As we optimistically wait for Easter Sunday, we find ourselves focusing on Christ’s crucifixion and resurrection, as we should. Good Friday and Easter Sunday capture our hearts because the former is the day we died to sin with Christ and were resurrected with Him to a new life. Not many people think about the events that led up to Jesus’ death. Jesus was betrayed, arrested, put on trial, falsely accused and convicted, then sacrificed by His own people. I would say that very few of us can identify with anything Christ had to go through to fulfill our Father’s plan. I have never died to save anyone from their sins. I have never faced a trial, been convicted, or arrested. I’m sure we have all experienced betrayal at one time or another, and I am sure that everyone reading this post has experienced accusations, whether true or false. I know I have. Recently, I have experienced false accusations pertaining to who I am as a mother, Christian, business owner, friend, teacher, etc.
Have you experienced this? How do we respond when we are accused of something we aren’t or haven’t done?
In Mark 14:53-64 we read that Jesus was brought to the high priest’s home. The leading priests, elders, and the Sanhedrin were all gathered together trying to find something to charge Jesus with. We know Jesus had done nothing wrong to deserve His arrest. Those gathered at the high priest’s home falsely accused Him, and their stories didn’t add up.
Finally, some men stood up and gave this testimony.
“We heard him say, ‘I will destroy this Temple made with human hands, and in three days I will build another, made without human hands.’” But even they didn’t get their stories straight! (Mark 14:57-59 NLT)

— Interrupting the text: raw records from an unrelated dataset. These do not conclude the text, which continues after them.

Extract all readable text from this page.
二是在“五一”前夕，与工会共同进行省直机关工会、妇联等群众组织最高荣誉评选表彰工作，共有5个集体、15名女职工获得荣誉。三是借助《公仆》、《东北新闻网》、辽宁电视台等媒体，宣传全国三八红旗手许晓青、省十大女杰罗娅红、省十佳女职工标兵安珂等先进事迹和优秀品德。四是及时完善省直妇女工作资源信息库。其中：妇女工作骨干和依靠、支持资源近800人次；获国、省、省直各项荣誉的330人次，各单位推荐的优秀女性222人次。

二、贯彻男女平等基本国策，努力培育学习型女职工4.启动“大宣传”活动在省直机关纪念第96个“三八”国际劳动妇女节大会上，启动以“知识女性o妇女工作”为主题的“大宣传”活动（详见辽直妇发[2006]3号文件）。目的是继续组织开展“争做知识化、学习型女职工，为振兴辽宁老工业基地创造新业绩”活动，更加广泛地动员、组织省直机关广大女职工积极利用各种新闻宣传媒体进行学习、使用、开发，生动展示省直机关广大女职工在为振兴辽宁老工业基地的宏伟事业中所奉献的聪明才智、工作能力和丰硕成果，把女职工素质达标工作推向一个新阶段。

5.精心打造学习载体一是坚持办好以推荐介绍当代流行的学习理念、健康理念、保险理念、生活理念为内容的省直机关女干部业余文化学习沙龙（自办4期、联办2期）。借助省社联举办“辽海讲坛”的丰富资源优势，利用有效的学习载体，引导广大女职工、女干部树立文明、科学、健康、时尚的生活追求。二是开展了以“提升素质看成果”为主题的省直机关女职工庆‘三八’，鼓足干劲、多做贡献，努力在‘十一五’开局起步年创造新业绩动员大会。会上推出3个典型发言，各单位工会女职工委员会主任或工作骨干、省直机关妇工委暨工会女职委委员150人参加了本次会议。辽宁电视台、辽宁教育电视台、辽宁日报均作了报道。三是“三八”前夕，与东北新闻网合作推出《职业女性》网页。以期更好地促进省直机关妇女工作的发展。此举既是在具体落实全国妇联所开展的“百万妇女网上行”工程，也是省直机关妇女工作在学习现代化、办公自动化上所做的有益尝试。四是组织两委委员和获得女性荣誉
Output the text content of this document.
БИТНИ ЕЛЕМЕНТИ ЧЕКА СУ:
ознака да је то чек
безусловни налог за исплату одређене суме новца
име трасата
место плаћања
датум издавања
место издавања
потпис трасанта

When Jesus was asked for His response to the accusations, He didn’t reply at all. He knew whose battle this was. He knew that He was called to fulfill His Father’s purpose. His only response was truth.
That’s how we should fight false accusations. Sometimes we shouldn’t say anything at all, but recognize who justifies us. Acknowledge whom the battle belongs to. Then there are times when our reply should be in truth and love. When the high priest asked Jesus if He was the Messiah, the Blessed One,
Jesus said, “I am and you will see the Son of Man seated in the place of power at God’s right hand and coming on the clouds in heaven” (Mark 14:61-62).
How to Respond to False Accusations
1) Acknowledge God- Ask Him to show you how you should respond.
2) Revelation- Ask God to reveal if there is any truth in the accusation. Maintain a soft heart and teachable spirit.
3) Fight with the Word-Speak the truth of God’s word over your life and circumstances.
4) Respond- He may not tell you to do anything, but let Him heal you from what you’ve been accused of. Always respond in truth and love.
5) Pray- Pray for the one who accused you.
Keep in mind that responding like Jesus isn’t very popular. The people weren’t happy when He was silent and they weren’t happy when He spoke truth in love. In John 18, a guard asks Jesus if His reply to the high priest was the way He should have answered such a prestigious person. Jesus says,
“If I said anything wrong, you must prove it. But if I’m speaking the truth, why are you beating me?” (John 18:23 NLT)
The way Jesus calls us to respond isn’t in a way that seeks revenge. He wants us to trust Him and His plan. It may be painful, but remember that God would never allow your pain to be fruitless. He can take the ugliest intent of man and use it for your good.
“What man intended for my evil God intends for good.” (Genesis 50:20)
Accusations will come, and they won’t always be true. Sometimes they may. That’s how the enemy would like to treat us. He is found in Scripture as the Accuser. He would like to take us before our High Priest and accuse us. His accusations were true before the cross. We had no hope. We were dead in our sin. We deserved to be convicted and put to death.
Instead, God was so merciful in sending Jesus that Christ took the death penalty as payment for the accusations we were guilty of.
There is nothing more beautiful than knowing that God loved us so much that He would silence the Accuser with the plan of forgiveness through the cross. I pray this week you meditate on how very similar Christ’s life, even to the point of death, is similar to yours.
How have you responded to accusations?
Have you trusted that all the accusations have been justified and forgiven on the cross?